Wednesday, July 24, 2019

Stranded assets


Source: Lazard
My estimate for a grid 50/50 wind/solar (green line)


For a few years now, analysts have been warning those involved in coal, either as miners or as operators of coal fired-power stations, that the rapid cost declines in wind, solar and batteries would led to coal assets becoming worthless, long before the debt raised to buy them was repaid.  What is happening with BHP's [Australia's largest mining house] as it attempts to offload its coal interests is a good example.

When you’re in the business of buying and selling, timing is everything. That’s the costly lesson facing BHP Group, which is looking at options to divest its thermal coal assets according to a report by Thomas Biesheuvel of Bloomberg that cited people familiar with the matter.

Arch-rival Rio Tinto Group raised $2.7bn selling mines in the Hunter Valley north of Sydney to Yancoal Australia Ltd., in a process that started in 2016. BHP could get far less: Macquarie Group Ltd. estimates $1.6bn. That’s despite the fact that BHP’s Mount Arthur and Cerrejon mines, in the Hunter Valley and Colombia, post roughly the same Ebitda as the ones Rio Tinto sold.

What’s changed? More or less everything.

Back in 2016, coal was still the lowest-cost way of delivering new generation in most major markets. The slumping price of wind and solar generation since then has changed the game. Thermal coal will fall to 11% of U.S. generation by 2030 from the mid-20s at present, S&P Global Ratings wrote in a report; outside of Spain and Germany, most European coal-fired plants will be retired by 2025.

North Asian markets supplied by Mount Arthur look like an exception, with Japan, South Korea and China making up about 80% of Australia’s thermal coal exports. The first two countries are rare cases where falling renewables costs have failed to undercut the black stuff.

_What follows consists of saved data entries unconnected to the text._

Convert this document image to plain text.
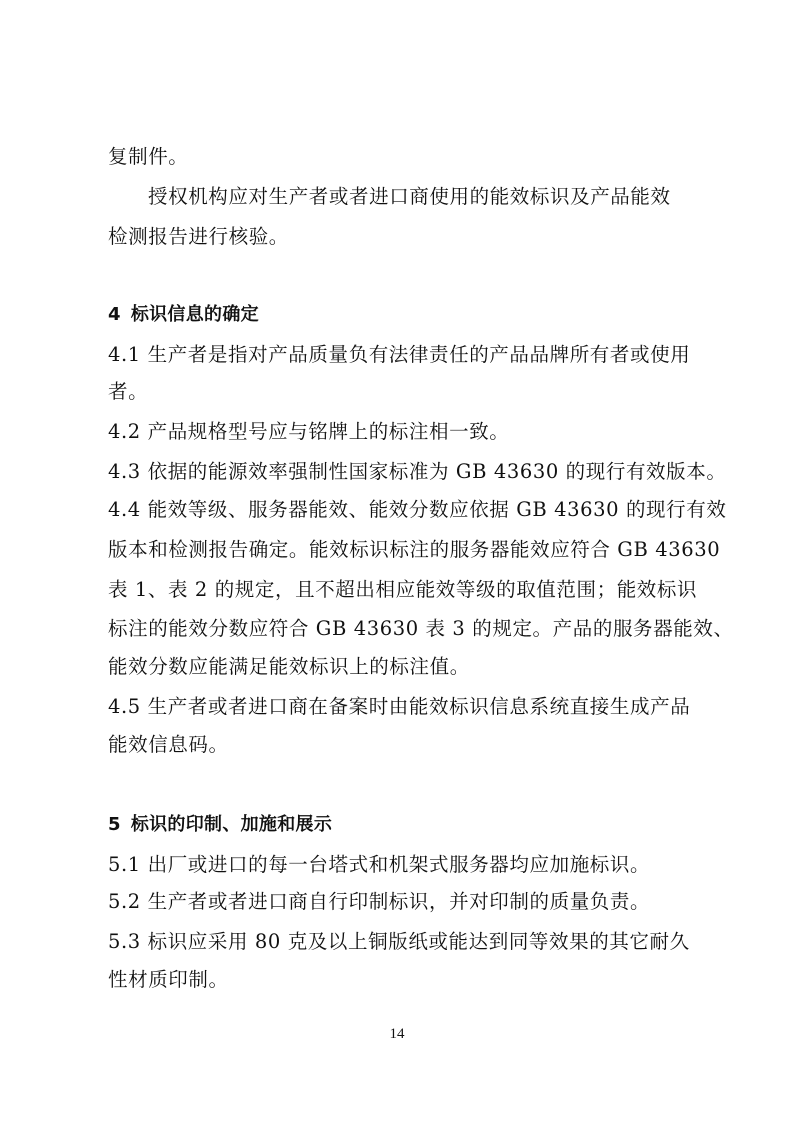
复制件。
授权机构应对生产者或者进口商使用的能效标识及产品能效
检测报告进行核验。
4 标识信息的确定
4.1 生产者是指对产品质量负有法律责任的产品品牌所有者或使用
者。
4.2 产品规格型号应与铭牌上的标注相一致。
4.3 依据的能源效率强制性国家标准为 GB 43630 的现行有效版本。
4.4 能效等级、服务器能效、能效分数应依据 GB 43630 的现行有效
版本和检测报告确定。能效标识标注的服务器能效应符合 GB 43630
表 1、表 2 的规定，且不超出相应能效等级的取值范围；能效标识
标注的能效分数应符合 GB 43630 表 3 的规定。产品的服务器能效、
能效分数应能满足能效标识上的标注值。
4.5 生产者或者进口商在备案时由能效标识信息系统直接生成产品
能效信息码。
5 标识的印制、加施和展示
5.1 出厂或进口的每一台塔式和机架式服务器均应加施标识。
5.2 生产者或者进口商自行印制标识，并对印制的质量负责。
5.3 标识应采用 80 克及以上铜版纸或能达到同等效果的其它耐久
性材质印制。
14
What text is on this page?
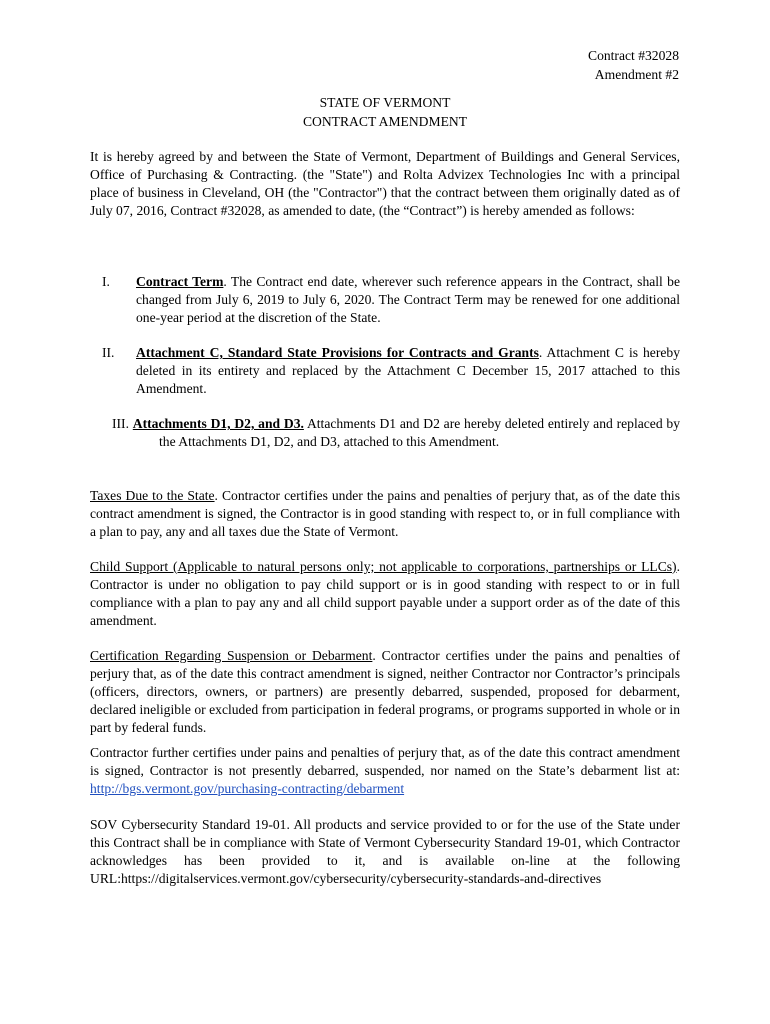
Contract #32028
Amendment #2
STATE OF VERMONT
CONTRACT AMENDMENT
It is hereby agreed by and between the State of Vermont, Department of Buildings and General Services, Office of Purchasing & Contracting. (the "State") and Rolta Advizex Technologies Inc with a principal place of business in Cleveland, OH (the "Contractor") that the contract between them originally dated as of July 07, 2016, Contract #32028, as amended to date, (the “Contract”) is hereby amended as follows:
I. Contract Term. The Contract end date, wherever such reference appears in the Contract, shall be changed from July 6, 2019 to July 6, 2020. The Contract Term may be renewed for one additional one-year period at the discretion of the State.
II. Attachment C, Standard State Provisions for Contracts and Grants. Attachment C is hereby deleted in its entirety and replaced by the Attachment C December 15, 2017 attached to this Amendment.
III. Attachments D1, D2, and D3. Attachments D1 and D2 are hereby deleted entirely and replaced by the Attachments D1, D2, and D3, attached to this Amendment.
Taxes Due to the State. Contractor certifies under the pains and penalties of perjury that, as of the date this contract amendment is signed, the Contractor is in good standing with respect to, or in full compliance with a plan to pay, any and all taxes due the State of Vermont.
Child Support (Applicable to natural persons only; not applicable to corporations, partnerships or LLCs). Contractor is under no obligation to pay child support or is in good standing with respect to or in full compliance with a plan to pay any and all child support payable under a support order as of the date of this amendment.
Certification Regarding Suspension or Debarment. Contractor certifies under the pains and penalties of perjury that, as of the date this contract amendment is signed, neither Contractor nor Contractor’s principals (officers, directors, owners, or partners) are presently debarred, suspended, proposed for debarment, declared ineligible or excluded from participation in federal programs, or programs supported in whole or in part by federal funds.
Contractor further certifies under pains and penalties of perjury that, as of the date this contract amendment is signed, Contractor is not presently debarred, suspended, nor named on the State’s debarment list at: http://bgs.vermont.gov/purchasing-contracting/debarment
SOV Cybersecurity Standard 19-01. All products and service provided to or for the use of the State under this Contract shall be in compliance with State of Vermont Cybersecurity Standard 19-01, which Contractor acknowledges has been provided to it, and is available on-line at the following URL:https://digitalservices.vermont.gov/cybersecurity/cybersecurity-standards-and-directives
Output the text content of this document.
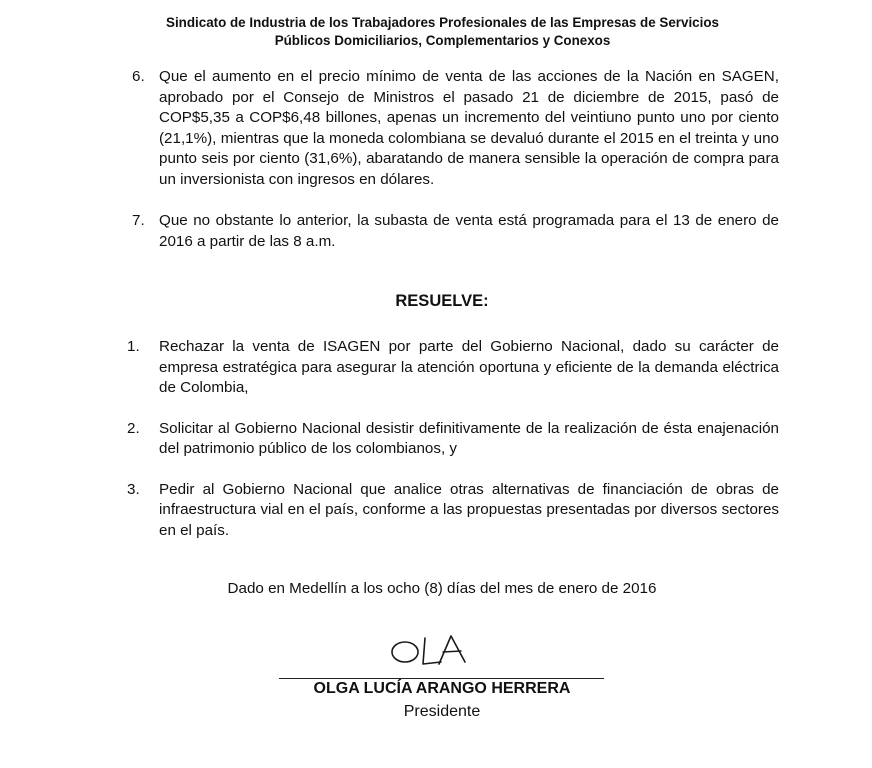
Sindicato de Industria de los Trabajadores Profesionales de las Empresas de Servicios
Públicos Domiciliarios, Complementarios y Conexos
6. Que el aumento en el precio mínimo de venta de las acciones de la Nación en SAGEN, aprobado por el Consejo de Ministros el pasado 21 de diciembre de 2015, pasó de COP$5,35 a COP$6,48 billones, apenas un incremento del veintiuno punto uno por ciento (21,1%), mientras que la moneda colombiana se devaluó durante el 2015 en el treinta y uno punto seis por ciento (31,6%), abaratando de manera sensible la operación de compra para un inversionista con ingresos en dólares.
7. Que no obstante lo anterior, la subasta de venta está programada para el 13 de enero de 2016 a partir de las 8 a.m.
RESUELVE:
1. Rechazar la venta de ISAGEN por parte del Gobierno Nacional, dado su carácter de empresa estratégica para asegurar la atención oportuna y eficiente de la demanda eléctrica de Colombia,
2. Solicitar al Gobierno Nacional desistir definitivamente de la realización de ésta enajenación del patrimonio público de los colombianos, y
3. Pedir al Gobierno Nacional que analice otras alternativas de financiación de obras de infraestructura vial en el país, conforme a las propuestas presentadas por diversos sectores en el país.
Dado en Medellín a los ocho (8) días del mes de enero de 2016
OLGA LUCÍA ARANGO HERRERA
Presidente
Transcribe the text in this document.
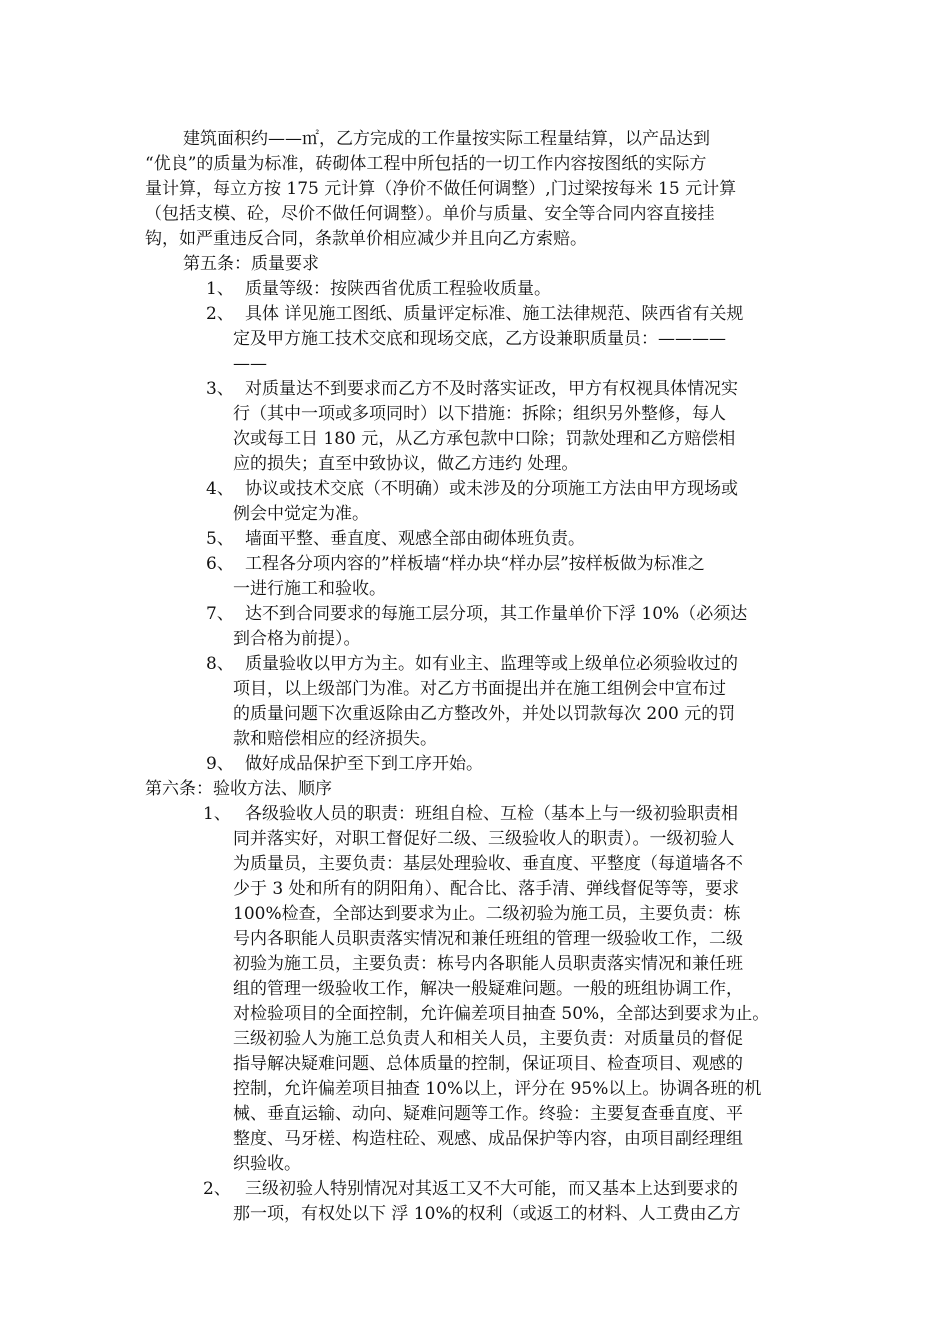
建筑面积约——㎡，乙方完成的工作量按实际工程量结算，以产品达到
“优良”的质量为标准，砖砌体工程中所包括的一切工作内容按图纸的实际方
量计算，每立方按 175 元计算（净价不做任何调整）,门过梁按每米 15 元计算
（包括支模、砼，尽价不做任何调整）。单价与质量、安全等合同内容直接挂
钩，如严重违反合同，条款单价相应减少并且向乙方索赔。
第五条：质量要求
1、 质量等级：按陕西省优质工程验收质量。
2、 具体 详见施工图纸、质量评定标准、施工法律规范、陕西省有关规
定及甲方施工技术交底和现场交底，乙方设兼职质量员：————
——
3、 对质量达不到要求而乙方不及时落实证改，甲方有权视具体情况实
行（其中一项或多项同时）以下措施：拆除；组织另外整修，每人
次或每工日 180 元，从乙方承包款中口除；罚款处理和乙方赔偿相
应的损失；直至中致协议，做乙方违约 处理。
4、 协议或技术交底（不明确）或未涉及的分项施工方法由甲方现场或
例会中觉定为准。
5、 墙面平整、垂直度、观感全部由砌体班负责。
6、 工程各分项内容的”样板墙“样办块“样办层”按样板做为标准之
一进行施工和验收。
7、 达不到合同要求的每施工层分项，其工作量单价下浮 10%（必须达
到合格为前提）。
8、 质量验收以甲方为主。如有业主、监理等或上级单位必须验收过的
项目，以上级部门为准。对乙方书面提出并在施工组例会中宣布过
的质量问题下次重返除由乙方整改外，并处以罚款每次 200 元的罚
款和赔偿相应的经济损失。
9、 做好成品保护至下到工序开始。
第六条：验收方法、顺序
1、 各级验收人员的职责：班组自检、互检（基本上与一级初验职责相
同并落实好，对职工督促好二级、三级验收人的职责）。一级初验人
为质量员，主要负责：基层处理验收、垂直度、平整度（每道墙各不
少于 3 处和所有的阴阳角）、配合比、落手清、弹线督促等等，要求
100%检查，全部达到要求为止。二级初验为施工员，主要负责：栋
号内各职能人员职责落实情况和兼任班组的管理一级验收工作，二级
初验为施工员，主要负责：栋号内各职能人员职责落实情况和兼任班
组的管理一级验收工作，解决一般疑难问题。一般的班组协调工作，
对检验项目的全面控制，允许偏差项目抽查 50%，全部达到要求为止。
三级初验人为施工总负责人和相关人员，主要负责：对质量员的督促
指导解决疑难问题、总体质量的控制，保证项目、检查项目、观感的
控制，允许偏差项目抽查 10%以上，评分在 95%以上。协调各班的机
械、垂直运输、动向、疑难问题等工作。终验：主要复查垂直度、平
整度、马牙槎、构造柱砼、观感、成品保护等内容，由项目副经理组
织验收。
2、 三级初验人特别情况对其返工又不大可能，而又基本上达到要求的
那一项，有权处以下 浮 10%的权利（或返工的材料、人工费由乙方
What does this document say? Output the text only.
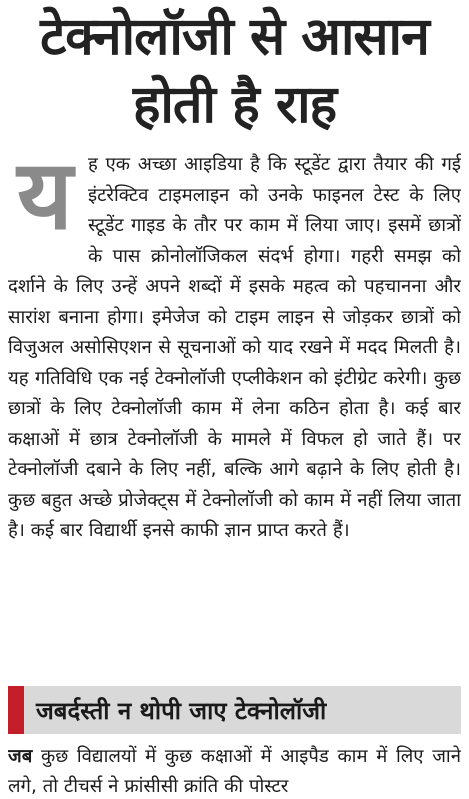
टेक्नोलॉजी से आसान
होती है राह
य ह एक अच्छा आइडिया है कि स्टूडेंट द्वारा तैयार की गई इंटरेक्टिव टाइमलाइन को उनके फाइनल टेस्ट के लिए स्टूडेंट गाइड के तौर पर काम में लिया जाए। इसमें छात्रों के पास क्रोनोलॉजिकल संदर्भ होगा। गहरी समझ को दर्शाने के लिए उन्हें अपने शब्दों में इसके महत्व को पहचानना और सारांश बनाना होगा। इमेजेज को टाइम लाइन से जोड़कर छात्रों को विजुअल असोसिएशन से सूचनाओं को याद रखने में मदद मिलती है। यह गतिविधि एक नई टेक्नोलॉजी एप्लीकेशन को इंटीग्रेट करेगी। कुछ छात्रों के लिए टेक्नोलॉजी काम में लेना कठिन होता है। कई बार कक्षाओं में छात्र टेक्नोलॉजी के मामले में विफल हो जाते हैं। पर टेक्नोलॉजी दबाने के लिए नहीं, बल्कि आगे बढ़ाने के लिए होती है। कुछ बहुत अच्छे प्रोजेक्ट्स में टेक्नोलॉजी को काम में नहीं लिया जाता है। कई बार विद्यार्थी इनसे काफी ज्ञान प्राप्त करते हैं।

जबर्दस्ती न थोपी जाए टेक्नोलॉजी

जब कुछ विद्यालयों में कुछ कक्षाओं में आइपैड काम में लिए जाने लगे, तो टीचर्स ने फ्रांसीसी क्रांति की पोस्टर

Even there, though, the picture is dimming: Japan’s coal-fired capacity will go into decline starting 2023, and actual demand should fall faster since its most recent plants use fuel more efficiently, according to a report this week by the Institute for Energy Economics and Financial Analysis, a research group opposed to fossil fuels. South Korea now has taxes on coal amounting to $60 a ton and imports will fall by half by 2040, according to the IEA.

[From IEEFA]

Something similar is going to happen with oil and eventually with gas, too.  As sales of EVs grow, oil demand will decline, and only low-cost oil producers will remain profitable.  In the USA, we've already seen how plunging coal demand and prices has led to bankruptcies.  This trend is likely to extend world wide.